La politica italiana di fronte alla strutturalità e profondità di questa crisi ha fornito soluzioni esclusivamente individuali: «diventare imprenditori di sé stessi», guadagnarsi il successo tramite le proprie qualità: l’Italia è diventato così il paese con il più alto tasso di giovani autoimpiegati dell’UE, ma senza che questo comportasse un rilancio delle condizioni di vita giovanili, ma anzi un peggioramento.
La politica deve tornare a dare risposte universali in materia di welfare e di lavoro, con poche proposte mirate ed efficaci:
- Reddito garantito, su modello della proposta di Reddito di Dignità avanzata da Libera contro le Mafie, Basic Income Network, FIOM e altri, basata su alcuni principi: il reddito dev’essere individuale, sufficiente, congruo rispetto alle competenze al reddito e al lavoro precedente e riservato a tutti i residenti;
Il costo finanziario può essere ipotizzato fra i 15 ed i 24 miliardi di € (il costo combinato degli 80 € + gli sgravi alle imprese usati per drogare la leggera ripresa occupazionale del Jobs Act è di 29 miliardi di €): la copertura finanziaria potrà essere individuata da una conseguente forte razionalizzazione degli ammortizzatori sociali, da una tassazione maggiormente progressiva dei grandi patrimoni, dalla tassazione del gioco d’azzardo e dalla legalizzazione delle droghe leggere; - Contrasto e sanzione normativa per le imprese che delocalizzano: un’altra concausa alla disoccupazione elevata è la facilità con cui imprese e multinazionali possono oggi praticare il cosiddetto «dumping sociale» delocalizzando in paesi esteri e licenziando i dipendenti italiani, un fenomeno particolarmente grave in Brianza. Bisogna rendere queste pratiche economicamente svantaggiose, imponendo la restituzione dei contributi pubblici ricevuti e una sanzione pari ad una percentuale dei profitti ottenuti dall’azienda sul territorio nazionale negli ultimi anni di permanenza;
- Ripristinare l’art. 18 e cancellare le forme contrattuali precarie: il Jobs Act ha rappresentato un formidabile strumento di propaganda drogando le nuove assunzioni tramite gli sgravi fiscali alle imprese, ma rappresenta un ulteriore passo verso la precarizzazione del mondo del lavoro. Bisogna ripristinare l’articolo 18 allargandolo alle imprese con 5 o più dipendenti e ridurre al minimo le diverse forme contrattuali precarie;
Prendiamoci il futuro, con una casa!
Non c’è futuro senza la possibilità di vivere in autonomia, da soli o con la propria famiglia. Mentre il patrimonio immobiliare sfitto italiano è il 22.5% del totale, dato fra i più alti in Europa, e rimane concentrato in poche mani, il diritto alla casa per moltissime persone rimane un miraggio.

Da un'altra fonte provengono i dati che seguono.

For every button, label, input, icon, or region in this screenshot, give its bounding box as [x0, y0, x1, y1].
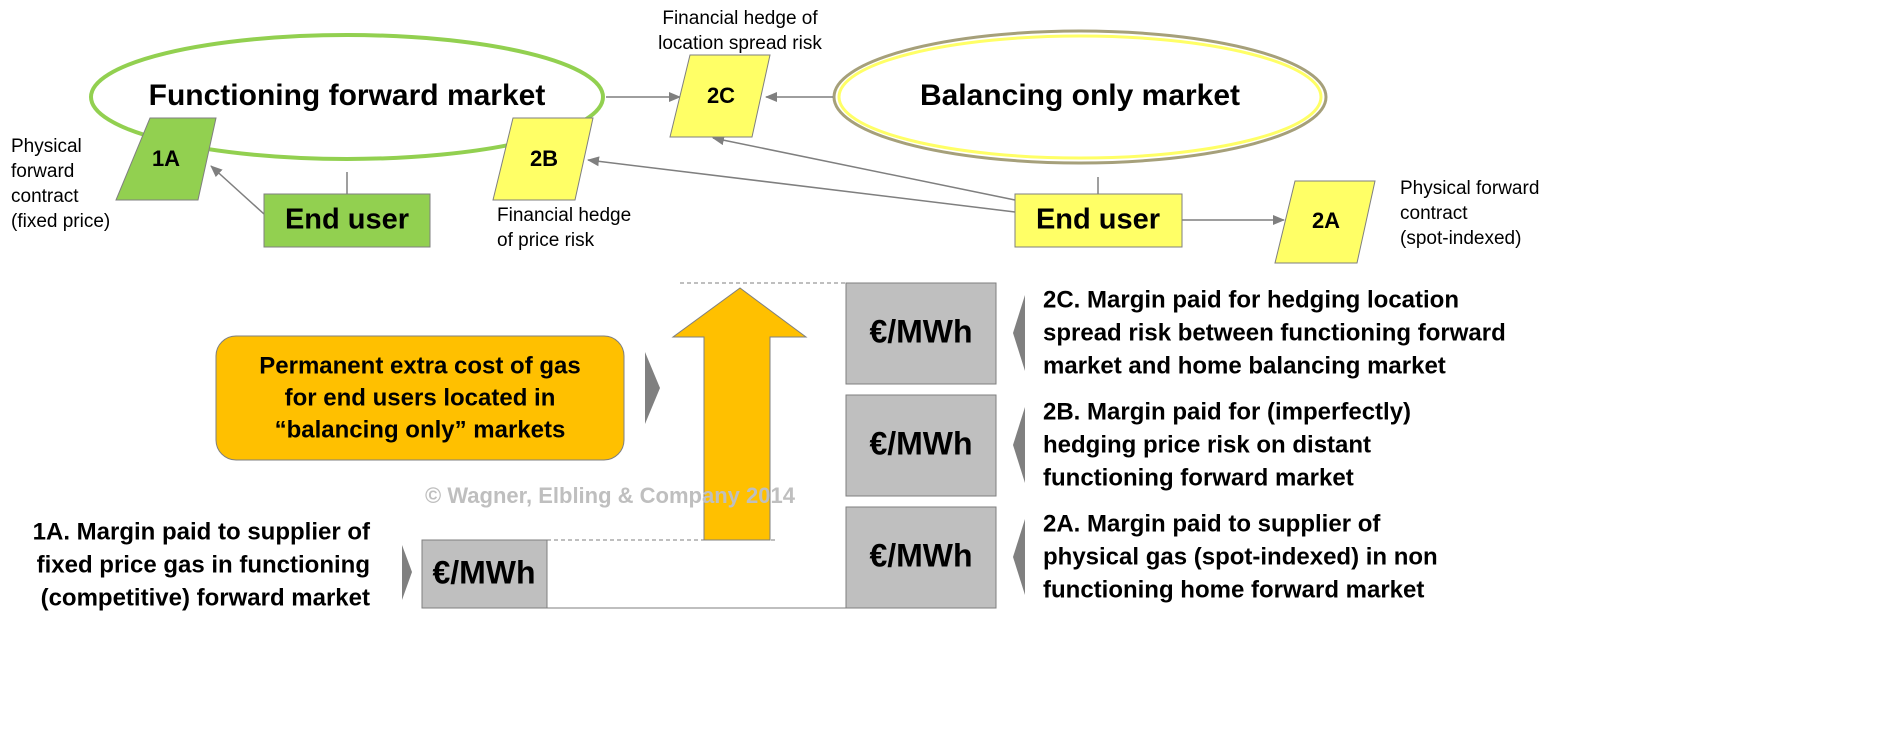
balancing-market-ellipse-inner — [837, 34, 1323, 160]
caption: contract — [1400, 203, 1468, 224]
caption: location spread risk — [658, 33, 822, 54]
caption: of price risk — [497, 230, 595, 251]
margin-text: market and home balancing market — [1043, 352, 1446, 379]
arrow — [712, 135, 1016, 201]
extra-cost-text: Permanent extra cost of gas — [259, 352, 580, 379]
margin-text: hedging price risk on distant — [1043, 431, 1371, 458]
market-label: Functioning forward market — [149, 79, 546, 112]
node-2c — [669, 54, 771, 138]
pointer — [645, 352, 660, 424]
unit-box — [845, 282, 997, 385]
unit-label: €/MWh — [869, 313, 972, 349]
unit-label: €/MWh — [432, 554, 535, 590]
balancing-market-ellipse — [832, 29, 1328, 165]
extra-cost-text: for end users located in — [285, 384, 556, 411]
node-1a — [115, 117, 217, 201]
node-label: 2C — [707, 83, 735, 108]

L’emergenza sociale giovanile colpisce anche qui molto duramente: se fra i «baby boomers» il 66% usciva di casa fra i 21 ed i 30 anni e solo il 6% dopo i 30 e fra la «generazione x» il rapporto diventava 63% a 8%, per chi è nato dopo il 1980 la situazione si è drasticamente ribaltata: solo il 28% esce di casa fra i 21 e i 30 anni ed invece ben il 57% esce di casa dopo i 30 anni (fonte: Doxa).
Vivere in una stanza singola all’interno di una casa condivisa non è più una prerogativa degli studenti universitari ma è la condizione di vita sempre più frequente per masse di lavoratori precari, giovani e meno giovani: l’età media di chi vive in una stanza singola in affitto è di ben 30 anni, molto oltre l’età media di uno studente universitario e molto oltre l’età in cui questa possa essere considerata una soluzione dignitosa.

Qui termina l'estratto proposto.